The team writes that these observations may reflect "the closer monitoring of patients undergoing treatment with warfarin" or underlying comorbidities affecting prescribing choices.

The team calculates that, overall, apixaban had the lowest number needed to treat over 6 months to avoid one extra major bleed versus warfarin, at 182 AF patients and 138 non-AF patients.

Rivaroxaban had the lowest number needed to harm to observe one extra death versus warfarin over 6 months, at 202 AF patients and 61 non-AF patients.

Noting that their study provides evidence on the outcomes with anticoagulants in patients without AF, they highlight that "this group, however, includes patients undergoing preventative treatment for venous thromboembolism or ischaemic stroke after hip or knee replacements, fractures, or other operations and studying this group in detail would require further splitting".

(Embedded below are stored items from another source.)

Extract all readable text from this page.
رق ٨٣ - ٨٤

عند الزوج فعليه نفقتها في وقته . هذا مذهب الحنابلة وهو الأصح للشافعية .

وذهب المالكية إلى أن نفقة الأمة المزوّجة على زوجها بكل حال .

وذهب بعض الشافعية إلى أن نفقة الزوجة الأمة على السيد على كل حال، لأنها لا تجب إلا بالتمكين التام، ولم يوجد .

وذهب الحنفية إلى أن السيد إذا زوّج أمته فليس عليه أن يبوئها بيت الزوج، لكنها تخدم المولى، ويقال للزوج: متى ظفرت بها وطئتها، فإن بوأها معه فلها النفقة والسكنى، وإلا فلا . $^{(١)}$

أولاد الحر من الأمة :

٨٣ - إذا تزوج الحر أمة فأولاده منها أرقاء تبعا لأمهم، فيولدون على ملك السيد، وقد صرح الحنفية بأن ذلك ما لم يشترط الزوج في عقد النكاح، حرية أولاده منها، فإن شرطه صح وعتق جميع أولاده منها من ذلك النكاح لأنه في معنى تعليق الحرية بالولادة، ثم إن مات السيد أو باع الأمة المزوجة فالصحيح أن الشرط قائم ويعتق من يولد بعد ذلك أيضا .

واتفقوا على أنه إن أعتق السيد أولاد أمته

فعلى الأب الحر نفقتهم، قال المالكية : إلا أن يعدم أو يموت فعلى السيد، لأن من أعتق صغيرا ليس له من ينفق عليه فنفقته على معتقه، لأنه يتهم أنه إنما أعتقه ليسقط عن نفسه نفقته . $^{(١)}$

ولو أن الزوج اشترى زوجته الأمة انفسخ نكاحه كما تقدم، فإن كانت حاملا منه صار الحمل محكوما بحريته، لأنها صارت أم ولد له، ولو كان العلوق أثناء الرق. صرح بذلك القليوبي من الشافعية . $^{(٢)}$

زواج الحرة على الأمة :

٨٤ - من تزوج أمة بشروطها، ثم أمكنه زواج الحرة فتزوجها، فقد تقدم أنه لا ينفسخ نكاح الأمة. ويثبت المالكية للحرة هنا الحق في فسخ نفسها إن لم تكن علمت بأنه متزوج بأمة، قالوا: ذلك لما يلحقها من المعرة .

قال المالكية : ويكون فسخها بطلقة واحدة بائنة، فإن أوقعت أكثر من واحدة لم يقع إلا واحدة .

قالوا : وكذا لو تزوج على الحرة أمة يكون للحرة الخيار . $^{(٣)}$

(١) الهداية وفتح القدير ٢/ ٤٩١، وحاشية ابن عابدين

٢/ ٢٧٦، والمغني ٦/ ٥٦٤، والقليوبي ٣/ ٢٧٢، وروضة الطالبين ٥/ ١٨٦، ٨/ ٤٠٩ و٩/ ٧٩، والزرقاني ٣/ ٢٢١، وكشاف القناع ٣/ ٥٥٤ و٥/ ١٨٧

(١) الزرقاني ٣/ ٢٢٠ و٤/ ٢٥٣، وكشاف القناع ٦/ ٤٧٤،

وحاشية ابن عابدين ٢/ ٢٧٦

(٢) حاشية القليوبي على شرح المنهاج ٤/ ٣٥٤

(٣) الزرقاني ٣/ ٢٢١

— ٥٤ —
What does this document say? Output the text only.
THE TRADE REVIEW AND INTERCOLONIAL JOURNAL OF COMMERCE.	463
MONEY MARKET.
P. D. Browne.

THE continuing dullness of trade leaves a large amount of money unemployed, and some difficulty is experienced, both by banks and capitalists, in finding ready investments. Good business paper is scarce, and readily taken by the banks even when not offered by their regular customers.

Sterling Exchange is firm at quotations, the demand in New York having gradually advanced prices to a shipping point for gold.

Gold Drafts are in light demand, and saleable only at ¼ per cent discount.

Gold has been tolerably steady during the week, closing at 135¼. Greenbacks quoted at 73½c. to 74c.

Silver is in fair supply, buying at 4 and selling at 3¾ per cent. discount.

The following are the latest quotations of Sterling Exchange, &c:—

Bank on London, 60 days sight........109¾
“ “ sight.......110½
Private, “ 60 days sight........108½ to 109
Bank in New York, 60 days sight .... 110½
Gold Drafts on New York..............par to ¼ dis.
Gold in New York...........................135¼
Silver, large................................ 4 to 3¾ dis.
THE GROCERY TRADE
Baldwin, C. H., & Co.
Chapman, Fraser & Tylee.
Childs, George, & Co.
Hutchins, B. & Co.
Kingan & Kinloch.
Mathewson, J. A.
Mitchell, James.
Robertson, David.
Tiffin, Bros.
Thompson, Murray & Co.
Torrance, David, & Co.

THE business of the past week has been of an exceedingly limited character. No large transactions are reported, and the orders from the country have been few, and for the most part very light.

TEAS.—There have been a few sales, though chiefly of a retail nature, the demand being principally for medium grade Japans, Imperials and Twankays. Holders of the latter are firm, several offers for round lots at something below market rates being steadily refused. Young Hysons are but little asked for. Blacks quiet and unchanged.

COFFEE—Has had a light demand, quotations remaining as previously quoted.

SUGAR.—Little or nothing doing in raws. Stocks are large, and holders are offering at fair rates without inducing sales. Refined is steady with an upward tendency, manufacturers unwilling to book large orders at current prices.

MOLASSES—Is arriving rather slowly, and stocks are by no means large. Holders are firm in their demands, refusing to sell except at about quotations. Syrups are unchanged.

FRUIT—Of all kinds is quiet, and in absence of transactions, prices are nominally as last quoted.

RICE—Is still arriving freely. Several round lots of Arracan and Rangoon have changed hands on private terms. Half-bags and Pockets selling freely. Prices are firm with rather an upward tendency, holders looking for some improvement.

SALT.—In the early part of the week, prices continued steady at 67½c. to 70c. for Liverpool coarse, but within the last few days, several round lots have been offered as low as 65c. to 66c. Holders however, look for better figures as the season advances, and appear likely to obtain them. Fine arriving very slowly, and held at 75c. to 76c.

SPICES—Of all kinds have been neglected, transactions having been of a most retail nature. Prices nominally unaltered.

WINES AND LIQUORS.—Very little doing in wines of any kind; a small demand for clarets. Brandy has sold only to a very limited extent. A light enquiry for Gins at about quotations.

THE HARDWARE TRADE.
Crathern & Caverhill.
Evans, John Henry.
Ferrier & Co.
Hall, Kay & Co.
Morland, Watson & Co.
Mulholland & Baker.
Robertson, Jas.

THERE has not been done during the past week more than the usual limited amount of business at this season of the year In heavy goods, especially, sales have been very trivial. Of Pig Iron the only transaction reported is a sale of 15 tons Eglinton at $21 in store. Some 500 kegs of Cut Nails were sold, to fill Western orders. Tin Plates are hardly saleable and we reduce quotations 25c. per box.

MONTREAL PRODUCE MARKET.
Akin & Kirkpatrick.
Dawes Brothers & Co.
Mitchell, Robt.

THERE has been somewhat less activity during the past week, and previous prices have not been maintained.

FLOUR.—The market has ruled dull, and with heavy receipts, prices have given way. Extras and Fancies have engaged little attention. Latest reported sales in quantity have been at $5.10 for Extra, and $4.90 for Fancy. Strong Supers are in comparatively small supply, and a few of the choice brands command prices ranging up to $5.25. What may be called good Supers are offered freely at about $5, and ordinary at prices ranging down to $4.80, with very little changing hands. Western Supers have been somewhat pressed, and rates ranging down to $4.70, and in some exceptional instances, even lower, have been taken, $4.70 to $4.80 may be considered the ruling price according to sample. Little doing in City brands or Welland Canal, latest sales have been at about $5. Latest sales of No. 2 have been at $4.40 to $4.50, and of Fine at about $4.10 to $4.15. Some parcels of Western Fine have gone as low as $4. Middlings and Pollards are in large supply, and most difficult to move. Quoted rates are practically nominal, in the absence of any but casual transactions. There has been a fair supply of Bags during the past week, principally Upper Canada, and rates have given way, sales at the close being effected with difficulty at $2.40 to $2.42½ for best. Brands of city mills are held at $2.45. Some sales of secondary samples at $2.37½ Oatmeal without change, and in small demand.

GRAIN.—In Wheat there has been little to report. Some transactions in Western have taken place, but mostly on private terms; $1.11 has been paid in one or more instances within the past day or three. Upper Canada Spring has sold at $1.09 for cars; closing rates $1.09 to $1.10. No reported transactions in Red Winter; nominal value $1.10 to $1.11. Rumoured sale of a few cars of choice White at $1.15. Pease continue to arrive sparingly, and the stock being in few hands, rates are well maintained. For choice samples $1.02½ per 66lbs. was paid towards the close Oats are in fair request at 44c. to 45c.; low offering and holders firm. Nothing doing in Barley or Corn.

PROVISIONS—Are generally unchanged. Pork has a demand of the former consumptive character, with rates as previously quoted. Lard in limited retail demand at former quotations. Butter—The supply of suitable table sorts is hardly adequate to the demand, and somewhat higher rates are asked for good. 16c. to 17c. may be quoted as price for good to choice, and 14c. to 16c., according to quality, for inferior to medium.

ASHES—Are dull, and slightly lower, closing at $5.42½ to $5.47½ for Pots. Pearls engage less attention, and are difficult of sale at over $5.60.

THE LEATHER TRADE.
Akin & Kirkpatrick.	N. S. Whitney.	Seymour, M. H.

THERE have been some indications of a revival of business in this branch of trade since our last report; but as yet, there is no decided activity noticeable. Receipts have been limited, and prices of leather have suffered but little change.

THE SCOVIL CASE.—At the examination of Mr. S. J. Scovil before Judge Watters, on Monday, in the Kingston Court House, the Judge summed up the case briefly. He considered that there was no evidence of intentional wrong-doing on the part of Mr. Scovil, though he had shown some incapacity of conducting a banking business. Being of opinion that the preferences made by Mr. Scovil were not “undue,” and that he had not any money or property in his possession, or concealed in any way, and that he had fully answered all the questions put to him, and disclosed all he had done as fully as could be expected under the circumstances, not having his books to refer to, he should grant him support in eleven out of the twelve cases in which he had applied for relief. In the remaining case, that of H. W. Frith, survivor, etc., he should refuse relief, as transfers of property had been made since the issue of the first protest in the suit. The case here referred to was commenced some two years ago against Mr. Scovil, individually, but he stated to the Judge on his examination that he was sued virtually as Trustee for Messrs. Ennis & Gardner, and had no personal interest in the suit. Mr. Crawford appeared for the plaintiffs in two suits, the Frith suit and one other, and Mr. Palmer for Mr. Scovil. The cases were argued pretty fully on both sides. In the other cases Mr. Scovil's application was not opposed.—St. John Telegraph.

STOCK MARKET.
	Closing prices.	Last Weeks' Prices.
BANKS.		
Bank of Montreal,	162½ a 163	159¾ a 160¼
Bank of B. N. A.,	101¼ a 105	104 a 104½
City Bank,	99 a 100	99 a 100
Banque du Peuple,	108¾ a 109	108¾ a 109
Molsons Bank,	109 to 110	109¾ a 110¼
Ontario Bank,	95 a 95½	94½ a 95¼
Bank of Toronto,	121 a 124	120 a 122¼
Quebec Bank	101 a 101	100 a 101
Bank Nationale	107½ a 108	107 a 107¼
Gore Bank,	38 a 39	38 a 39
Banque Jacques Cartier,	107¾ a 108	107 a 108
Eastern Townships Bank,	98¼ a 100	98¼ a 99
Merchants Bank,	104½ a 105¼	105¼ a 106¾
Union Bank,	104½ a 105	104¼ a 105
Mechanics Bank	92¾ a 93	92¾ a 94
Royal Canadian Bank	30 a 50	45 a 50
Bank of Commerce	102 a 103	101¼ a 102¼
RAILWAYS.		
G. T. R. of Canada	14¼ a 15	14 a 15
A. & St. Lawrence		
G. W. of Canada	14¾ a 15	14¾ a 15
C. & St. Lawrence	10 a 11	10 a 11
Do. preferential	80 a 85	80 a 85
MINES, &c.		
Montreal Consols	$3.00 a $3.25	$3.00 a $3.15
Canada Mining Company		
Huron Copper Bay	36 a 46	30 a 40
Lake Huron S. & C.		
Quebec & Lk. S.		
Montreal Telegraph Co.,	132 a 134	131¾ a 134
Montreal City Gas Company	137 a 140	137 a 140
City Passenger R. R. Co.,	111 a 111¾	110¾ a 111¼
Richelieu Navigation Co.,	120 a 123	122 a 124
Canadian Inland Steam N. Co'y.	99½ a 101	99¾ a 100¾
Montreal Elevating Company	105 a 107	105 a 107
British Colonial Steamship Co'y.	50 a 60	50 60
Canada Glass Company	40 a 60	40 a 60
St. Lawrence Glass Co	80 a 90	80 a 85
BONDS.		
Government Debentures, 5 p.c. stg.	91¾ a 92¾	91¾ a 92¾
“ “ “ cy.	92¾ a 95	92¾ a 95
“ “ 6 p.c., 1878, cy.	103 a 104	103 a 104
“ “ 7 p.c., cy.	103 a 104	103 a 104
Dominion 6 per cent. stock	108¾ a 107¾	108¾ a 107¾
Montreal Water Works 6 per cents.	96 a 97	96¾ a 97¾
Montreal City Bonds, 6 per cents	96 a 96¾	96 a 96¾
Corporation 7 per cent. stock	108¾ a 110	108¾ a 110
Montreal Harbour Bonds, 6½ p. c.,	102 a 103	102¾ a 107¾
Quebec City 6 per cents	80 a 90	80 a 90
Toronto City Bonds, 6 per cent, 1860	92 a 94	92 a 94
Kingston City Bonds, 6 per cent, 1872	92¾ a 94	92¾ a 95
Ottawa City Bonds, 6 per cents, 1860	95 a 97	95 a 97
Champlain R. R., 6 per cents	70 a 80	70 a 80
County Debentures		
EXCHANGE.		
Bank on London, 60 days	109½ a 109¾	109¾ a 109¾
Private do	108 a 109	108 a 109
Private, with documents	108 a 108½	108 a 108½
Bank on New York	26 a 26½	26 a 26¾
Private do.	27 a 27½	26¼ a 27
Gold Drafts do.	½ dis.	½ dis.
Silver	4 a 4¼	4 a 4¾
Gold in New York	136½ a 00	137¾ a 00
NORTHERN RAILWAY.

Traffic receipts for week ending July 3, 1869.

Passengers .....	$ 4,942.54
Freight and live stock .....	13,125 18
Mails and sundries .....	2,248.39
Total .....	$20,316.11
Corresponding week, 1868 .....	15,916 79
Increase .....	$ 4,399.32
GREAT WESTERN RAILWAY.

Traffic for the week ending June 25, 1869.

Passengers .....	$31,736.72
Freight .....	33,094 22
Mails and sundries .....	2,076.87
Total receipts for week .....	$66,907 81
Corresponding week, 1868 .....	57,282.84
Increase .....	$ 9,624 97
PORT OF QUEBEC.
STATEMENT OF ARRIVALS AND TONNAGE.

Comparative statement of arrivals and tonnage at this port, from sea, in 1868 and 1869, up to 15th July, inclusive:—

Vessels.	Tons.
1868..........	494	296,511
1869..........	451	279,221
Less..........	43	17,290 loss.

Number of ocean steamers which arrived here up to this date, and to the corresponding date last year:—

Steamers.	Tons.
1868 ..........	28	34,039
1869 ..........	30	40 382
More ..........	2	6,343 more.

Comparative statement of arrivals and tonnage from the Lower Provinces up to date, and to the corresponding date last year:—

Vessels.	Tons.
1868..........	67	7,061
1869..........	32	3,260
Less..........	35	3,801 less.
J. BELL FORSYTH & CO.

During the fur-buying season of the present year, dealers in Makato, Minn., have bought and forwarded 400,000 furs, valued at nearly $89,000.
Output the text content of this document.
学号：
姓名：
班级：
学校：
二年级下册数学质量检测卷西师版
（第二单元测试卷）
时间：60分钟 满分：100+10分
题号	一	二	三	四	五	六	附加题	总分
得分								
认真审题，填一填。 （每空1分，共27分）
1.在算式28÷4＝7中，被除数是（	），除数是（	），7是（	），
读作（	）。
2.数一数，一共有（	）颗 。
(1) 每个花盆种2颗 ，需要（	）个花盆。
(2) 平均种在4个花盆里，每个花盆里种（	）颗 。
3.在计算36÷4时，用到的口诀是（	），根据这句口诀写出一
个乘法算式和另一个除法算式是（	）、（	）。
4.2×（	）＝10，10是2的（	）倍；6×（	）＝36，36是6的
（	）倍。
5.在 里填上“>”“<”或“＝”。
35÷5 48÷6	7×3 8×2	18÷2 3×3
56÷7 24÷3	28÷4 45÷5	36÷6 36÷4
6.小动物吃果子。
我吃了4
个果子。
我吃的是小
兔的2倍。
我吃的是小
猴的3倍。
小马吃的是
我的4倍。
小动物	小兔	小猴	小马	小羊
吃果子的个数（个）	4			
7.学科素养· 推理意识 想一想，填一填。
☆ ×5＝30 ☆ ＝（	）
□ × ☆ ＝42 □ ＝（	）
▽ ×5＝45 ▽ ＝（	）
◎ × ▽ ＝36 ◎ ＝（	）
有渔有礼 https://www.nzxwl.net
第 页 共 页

This work has been supported by National Institute for Health Research (NIHR) with a School for Primary Care Research (SPCR) round 11 grant (reference number 304). This paper presents independent research funded by the NIHR SPCR.

Julia Hippisley-Cox is professor of clinical epidemiology at the University of Nottingham and unpaid director of QResearch, a not-for-profit organisation which is a joint partnership between the University of Nottingham and EMIS (commercial IT supplier for 60% of general practices in the UK). She is also a paid director of ClinRisk Limited, which produces open and closed source software to ensure the reliable and updatable implementation of clinical risk algorithms (including QRISK2) within clinical computer systems to help improve patient care. No other conflicts declared.

BMJ 2018;362:k2505 doi: 10.1136/bmj.k2505. Full text.